Surgeons from a medical team of traditional Chinese medicine sent by the Public Security Border Troops of Yunnan province apply acupuncture on a Tibetan woman injured in the earthquake in Yushu, Qinghai province on April 19, 2010. [Xinhua]
"The human transmission of plague in Yushu requires direct contact with the Himalayan marmot, but the marmots won't wake up from hibernation till the end of April," said Ni Daxin, an epidemiologist with the Chinese Center for Disease Control and Prevention (China CDC) in charge of epidemic risk evaluation of the quake zone.
However, he said the Himalayan marmot, or Tibetan snow pig, might wake earlier because of the quake, so the situation must be closely monitored.
The health ministry warned about outbreak of plague immediately after the 7.1-magnitude earthquake struck Yushu last Wednesday, as the region is the origin of the Himalayan marmot plague.
China CDC started assessing the risk of plague on the day of earthquake, as ordered by the ministry.
Yu Dongzheng, a research fellow specialized in epidemic prevention with China CDC, was quoted by the health-ministry-run newspaper as saying, the past five decades witnessed 20 outbreaks of human-to-human transmission of plague in Yushu, the latest in 2004 claiming six lives.
So far, no marmots have been found.
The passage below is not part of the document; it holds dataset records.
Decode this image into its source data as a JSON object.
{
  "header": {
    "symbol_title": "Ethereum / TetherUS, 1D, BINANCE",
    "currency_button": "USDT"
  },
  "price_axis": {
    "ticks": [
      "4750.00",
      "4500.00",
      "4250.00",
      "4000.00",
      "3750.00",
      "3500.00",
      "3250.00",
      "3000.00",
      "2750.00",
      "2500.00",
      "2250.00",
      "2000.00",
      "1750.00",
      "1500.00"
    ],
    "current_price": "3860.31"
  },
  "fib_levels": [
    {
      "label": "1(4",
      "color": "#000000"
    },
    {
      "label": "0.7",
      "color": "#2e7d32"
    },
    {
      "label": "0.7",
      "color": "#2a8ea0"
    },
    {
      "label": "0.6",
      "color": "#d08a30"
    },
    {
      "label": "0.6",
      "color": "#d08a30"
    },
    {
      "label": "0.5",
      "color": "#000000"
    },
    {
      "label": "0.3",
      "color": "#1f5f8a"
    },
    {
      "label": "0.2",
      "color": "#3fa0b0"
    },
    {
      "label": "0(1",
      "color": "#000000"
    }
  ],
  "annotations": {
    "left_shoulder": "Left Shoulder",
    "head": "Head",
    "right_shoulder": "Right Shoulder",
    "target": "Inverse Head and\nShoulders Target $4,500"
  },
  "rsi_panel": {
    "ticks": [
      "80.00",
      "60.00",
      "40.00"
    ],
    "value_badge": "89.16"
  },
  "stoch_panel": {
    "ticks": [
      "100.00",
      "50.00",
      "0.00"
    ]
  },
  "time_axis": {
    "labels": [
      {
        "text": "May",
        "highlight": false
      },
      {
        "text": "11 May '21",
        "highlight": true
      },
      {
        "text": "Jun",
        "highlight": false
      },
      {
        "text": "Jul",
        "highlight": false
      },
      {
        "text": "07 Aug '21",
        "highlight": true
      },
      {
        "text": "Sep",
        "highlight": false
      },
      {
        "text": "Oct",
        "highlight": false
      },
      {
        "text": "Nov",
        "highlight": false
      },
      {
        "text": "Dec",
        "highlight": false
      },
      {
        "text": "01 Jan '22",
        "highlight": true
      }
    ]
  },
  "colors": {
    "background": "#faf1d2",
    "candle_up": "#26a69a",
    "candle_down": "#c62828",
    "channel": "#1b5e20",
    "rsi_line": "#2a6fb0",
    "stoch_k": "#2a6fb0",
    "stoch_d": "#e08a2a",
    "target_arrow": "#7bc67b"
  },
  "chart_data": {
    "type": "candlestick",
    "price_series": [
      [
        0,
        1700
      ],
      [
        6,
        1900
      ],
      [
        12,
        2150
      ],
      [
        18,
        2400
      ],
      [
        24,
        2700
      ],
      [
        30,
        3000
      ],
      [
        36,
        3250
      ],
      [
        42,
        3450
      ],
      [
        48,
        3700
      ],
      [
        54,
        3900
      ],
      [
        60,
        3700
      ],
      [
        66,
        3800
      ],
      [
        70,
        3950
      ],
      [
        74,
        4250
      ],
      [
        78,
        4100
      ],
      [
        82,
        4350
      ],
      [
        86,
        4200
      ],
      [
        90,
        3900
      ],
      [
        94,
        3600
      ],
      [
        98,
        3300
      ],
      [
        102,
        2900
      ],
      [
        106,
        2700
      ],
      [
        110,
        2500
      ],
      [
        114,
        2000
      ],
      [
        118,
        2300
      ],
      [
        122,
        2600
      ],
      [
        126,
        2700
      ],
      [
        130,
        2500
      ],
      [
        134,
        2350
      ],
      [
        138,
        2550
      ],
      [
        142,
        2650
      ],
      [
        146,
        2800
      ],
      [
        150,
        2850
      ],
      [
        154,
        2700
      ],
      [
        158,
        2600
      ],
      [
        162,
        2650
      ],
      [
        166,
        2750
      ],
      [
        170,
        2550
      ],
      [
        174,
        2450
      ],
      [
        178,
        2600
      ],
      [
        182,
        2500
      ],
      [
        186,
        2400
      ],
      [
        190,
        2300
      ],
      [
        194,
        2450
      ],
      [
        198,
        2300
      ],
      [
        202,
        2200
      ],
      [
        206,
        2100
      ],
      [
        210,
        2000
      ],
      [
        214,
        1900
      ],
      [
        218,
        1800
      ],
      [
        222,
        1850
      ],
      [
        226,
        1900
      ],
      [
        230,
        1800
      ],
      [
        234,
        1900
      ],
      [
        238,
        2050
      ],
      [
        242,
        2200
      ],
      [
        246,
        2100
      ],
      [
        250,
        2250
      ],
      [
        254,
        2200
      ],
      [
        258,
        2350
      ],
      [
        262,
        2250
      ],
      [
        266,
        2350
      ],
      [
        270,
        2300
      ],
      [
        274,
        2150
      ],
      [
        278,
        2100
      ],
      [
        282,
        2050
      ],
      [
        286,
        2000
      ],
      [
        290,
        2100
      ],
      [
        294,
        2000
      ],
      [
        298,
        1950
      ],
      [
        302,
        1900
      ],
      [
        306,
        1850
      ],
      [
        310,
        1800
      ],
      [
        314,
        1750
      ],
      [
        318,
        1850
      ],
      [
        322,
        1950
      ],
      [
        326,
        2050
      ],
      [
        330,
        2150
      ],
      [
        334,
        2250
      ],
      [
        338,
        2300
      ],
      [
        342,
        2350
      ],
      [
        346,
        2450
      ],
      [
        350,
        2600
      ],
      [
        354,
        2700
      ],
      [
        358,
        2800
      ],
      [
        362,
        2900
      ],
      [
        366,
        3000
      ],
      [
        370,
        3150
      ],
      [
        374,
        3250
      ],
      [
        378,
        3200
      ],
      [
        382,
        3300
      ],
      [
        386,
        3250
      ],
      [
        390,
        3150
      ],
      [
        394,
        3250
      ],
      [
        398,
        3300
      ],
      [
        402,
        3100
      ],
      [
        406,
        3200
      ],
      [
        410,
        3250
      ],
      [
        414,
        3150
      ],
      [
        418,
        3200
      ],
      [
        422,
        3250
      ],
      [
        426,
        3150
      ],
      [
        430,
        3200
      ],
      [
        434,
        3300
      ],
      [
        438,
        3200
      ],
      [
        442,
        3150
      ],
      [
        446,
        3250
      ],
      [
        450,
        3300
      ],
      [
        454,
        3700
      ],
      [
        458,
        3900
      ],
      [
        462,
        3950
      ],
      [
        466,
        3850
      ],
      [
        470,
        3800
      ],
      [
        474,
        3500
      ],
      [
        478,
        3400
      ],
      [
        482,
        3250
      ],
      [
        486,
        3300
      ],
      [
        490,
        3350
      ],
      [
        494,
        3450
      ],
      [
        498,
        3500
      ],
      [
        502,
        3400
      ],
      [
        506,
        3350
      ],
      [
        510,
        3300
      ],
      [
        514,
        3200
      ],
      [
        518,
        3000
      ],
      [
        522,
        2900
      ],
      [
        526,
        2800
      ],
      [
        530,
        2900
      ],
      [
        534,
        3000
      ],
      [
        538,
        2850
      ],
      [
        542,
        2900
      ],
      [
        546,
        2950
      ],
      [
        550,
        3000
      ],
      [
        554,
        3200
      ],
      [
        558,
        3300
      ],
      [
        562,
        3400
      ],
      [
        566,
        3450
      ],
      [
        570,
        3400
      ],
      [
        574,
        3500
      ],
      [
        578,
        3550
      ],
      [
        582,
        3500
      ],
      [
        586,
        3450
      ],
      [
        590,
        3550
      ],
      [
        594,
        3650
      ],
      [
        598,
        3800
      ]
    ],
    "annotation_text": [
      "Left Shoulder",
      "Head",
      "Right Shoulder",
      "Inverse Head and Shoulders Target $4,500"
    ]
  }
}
As of Tuesday morning, health institutions in the worst-hit Yushu prefecture reported no cases of plague or any other communicable disease, said Ni.
The health ministry Monday issued a notice requiring the epidemic prevention team on the ground to expand monitoring for plague .
The notice also ordered increased education about plague prevention for quake victims, rescue workers and medical workers in the quake zone.
Ni said it's quite necessary, because "Lots of quake relief medical workers are dispatched from non-plague areas, so they must be familiarized with the disease quickly for the sake of early detection."
Besides, there are people hunting marmots for their fur. "People must be warned against this," said Ni.
Meanwhile, China CDC already had delivered 80,000 bilingual disease prevention brochures in Chinese and Tibetan, and 10,000 plague prevention leaflets to the quake zone, with more to go.
Instructions for preventing plague, as well as pamphlets about working in high altitude areas were also delivered.
Besides, "Those developing symptoms of fever, coughing or swelling glands needed to be scanned for plague," said Ni.
Ni also warned of other epidemic hazards in the quake zone, among others, tainted drinking water.
In the worst-hit Jiegu township, there are now seven settlements of quake survivors, the largest sheltering 20,000. Ni said, some of the wells nearby were sterilized, but water from river was not. "The current counter-measure is to educate the quake survivors not to drink unboiled water."
Risks of tuberculosis (TB) infection are mounting, because TB, a highly infectious disease mostly affecting the poor, needs to be treated by consistent medication. Ni said the earthquake might have hindered such treatment.
Ni said, regular medical services in the quake zone needed to be restored as soon as possible.